Low Polygon Modelling

This plane has a lot of curves.  Curves are very hard to model directly.  It would be far easier to create curves by using b-spline patches.
Once the low poly model is done, I can let Metaseq generate the real wireframes.  From there, I can remove the excess edges and vertices to produce a model that is suitable for cardboard.

The Fuselage

The fuselage will be the main structure of the model.  All other parts will be attached to this.

Cocpit


Just another blob on top of the fuselage :).

Engines

I'll go into more details about the engine later.

Fairings


Next, I create the fairings between the fuselage and the engine.

Rudder

Then the rudder...

Wings

Then the wings...

Skid

And finally, the landing skids.
Now, you'll notice that there appears to be a lot of junk inside the engine intakes.  These waste parts will be removed later on as I add more details to the engine.


Tuesday, May 20, 2014

Focke-Wulf VTOL - Part 8


 Hmm...something's gone wrong.  The pictures are gone.  I think I may have overdone my G+ Photo Album maintenance.  I'll fix these as soon as I can.

 Alpha Build Started!

Oh boy.  It's been more than a year since I've unceremoniously stopped working on this.  When I re-opened my metaseq work files, it took a while to get re-acquainted with the stuff I've left behind.

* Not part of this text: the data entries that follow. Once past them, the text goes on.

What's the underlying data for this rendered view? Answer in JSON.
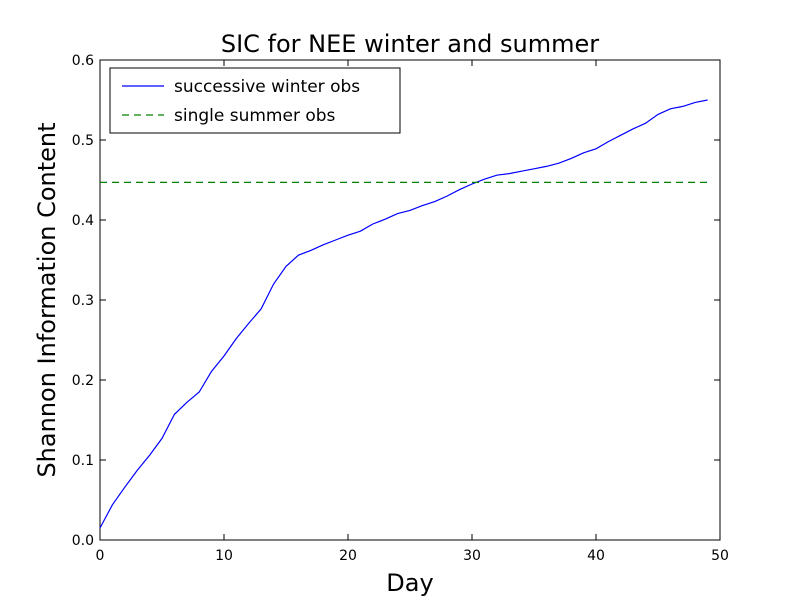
{
  "chart_data": {
    "type": "line",
    "title": "SIC for NEE winter and summer",
    "xlabel": "Day",
    "ylabel": "Shannon Information Content",
    "xlim": [
      0,
      50
    ],
    "ylim": [
      0.0,
      0.6
    ],
    "xticks": [
      0,
      10,
      20,
      30,
      40,
      50
    ],
    "xtick_labels": [
      "0",
      "10",
      "20",
      "30",
      "40",
      "50"
    ],
    "yticks": [
      0.0,
      0.1,
      0.2,
      0.3,
      0.4,
      0.5,
      0.6
    ],
    "ytick_labels": [
      "0.0",
      "0.1",
      "0.2",
      "0.3",
      "0.4",
      "0.5",
      "0.6"
    ],
    "grid": false,
    "legend": "top-left",
    "series": [
      {
        "name": "successive winter obs",
        "color": "#0000ff",
        "style": "solid",
        "x": [
          0,
          1,
          2,
          3,
          4,
          5,
          6,
          7,
          8,
          9,
          10,
          11,
          12,
          13,
          14,
          15,
          16,
          17,
          18,
          19,
          20,
          21,
          22,
          23,
          24,
          25,
          26,
          27,
          28,
          29,
          30,
          31,
          32,
          33,
          34,
          35,
          36,
          37,
          38,
          39,
          40,
          41,
          42,
          43,
          44,
          45,
          46,
          47,
          48,
          49
        ],
        "y": [
          0.015,
          0.044,
          0.066,
          0.087,
          0.106,
          0.127,
          0.157,
          0.172,
          0.185,
          0.211,
          0.23,
          0.252,
          0.271,
          0.289,
          0.32,
          0.342,
          0.356,
          0.362,
          0.369,
          0.375,
          0.381,
          0.386,
          0.395,
          0.401,
          0.408,
          0.412,
          0.418,
          0.423,
          0.43,
          0.438,
          0.445,
          0.451,
          0.456,
          0.458,
          0.461,
          0.464,
          0.467,
          0.471,
          0.477,
          0.484,
          0.489,
          0.498,
          0.506,
          0.514,
          0.521,
          0.532,
          0.539,
          0.542,
          0.547,
          0.55
        ]
      },
      {
        "name": "single summer obs",
        "color": "#008000",
        "style": "dashed",
        "x": [
          0,
          49
        ],
        "y": [
          0.447,
          0.447
        ]
      }
    ]
  }
}
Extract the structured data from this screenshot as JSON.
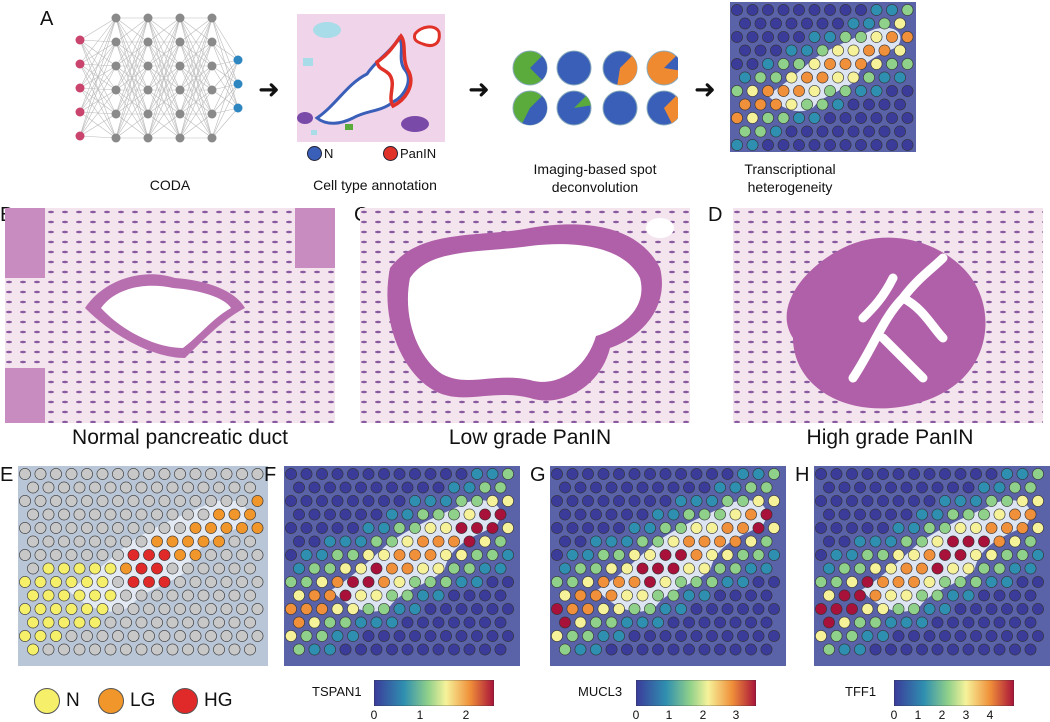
{
  "panels": {
    "A": {
      "label": "A",
      "captions": {
        "coda": "CODA",
        "annotation": "Cell type annotation",
        "deconv_line1": "Imaging-based spot",
        "deconv_line2": "deconvolution",
        "trans_line1": "Transcriptional",
        "trans_line2": "heterogeneity"
      },
      "annotation_legend": {
        "n": "N",
        "panin": "PanIN"
      },
      "arrow": "➜"
    },
    "B": {
      "label": "B",
      "caption": "Normal pancreatic duct"
    },
    "C": {
      "label": "C",
      "caption": "Low grade PanIN"
    },
    "D": {
      "label": "D",
      "caption": "High grade PanIN"
    },
    "E": {
      "label": "E",
      "legend": {
        "n": "N",
        "lg": "LG",
        "hg": "HG"
      }
    },
    "F": {
      "label": "F",
      "gene": "TSPAN1",
      "ticks": [
        "0",
        "1",
        "2"
      ]
    },
    "G": {
      "label": "G",
      "gene": "MUCL3",
      "ticks": [
        "0",
        "1",
        "2",
        "3"
      ]
    },
    "H": {
      "label": "H",
      "gene": "TFF1",
      "ticks": [
        "0",
        "1",
        "2",
        "3",
        "4"
      ]
    }
  },
  "colors": {
    "normal": "#3a5fb8",
    "panin": "#e03228",
    "green": "#5aab3c",
    "orange": "#f08a30",
    "n_spot": "#f5ef6a",
    "lg_spot": "#f0962a",
    "hg_spot": "#e02a2a",
    "tissue_pink": "#f0d4ea"
  }
}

So now, I'm at this point where I need to design the spinner shafts (because I want the propellers to spin), the landing gears and the weapons (I'm planning to place a couple of guns on the wing roots, and a couple of ordinance pods).

But before I dive into that, I'd like to stop first and check if the model is buildable!  :)

So I fired up pepakura and did an unfold of the fuselage and the formers.

The Formers

I am not particularly fond of designing formers.  It's hard to guestimate the correct size of the formers.  Often times, the formers will turn out too big or too small.

Another thing I dislike doing is making joining strips.

So I decided to do a bit of an experiment by combining two chores into one-- former+joining strips.

And here's what I came up with:




Skinning the Structure

With the formers/joining strip structure assembled, the next step would be to wrap the fuselage skin around it.

The initial wrapping process was very tedious because the former/joining strip structure was not rigid.  

But as I finished assembling more of  the fuselage components, it became a lot easier.



I'll provide more updates as I progress with the build.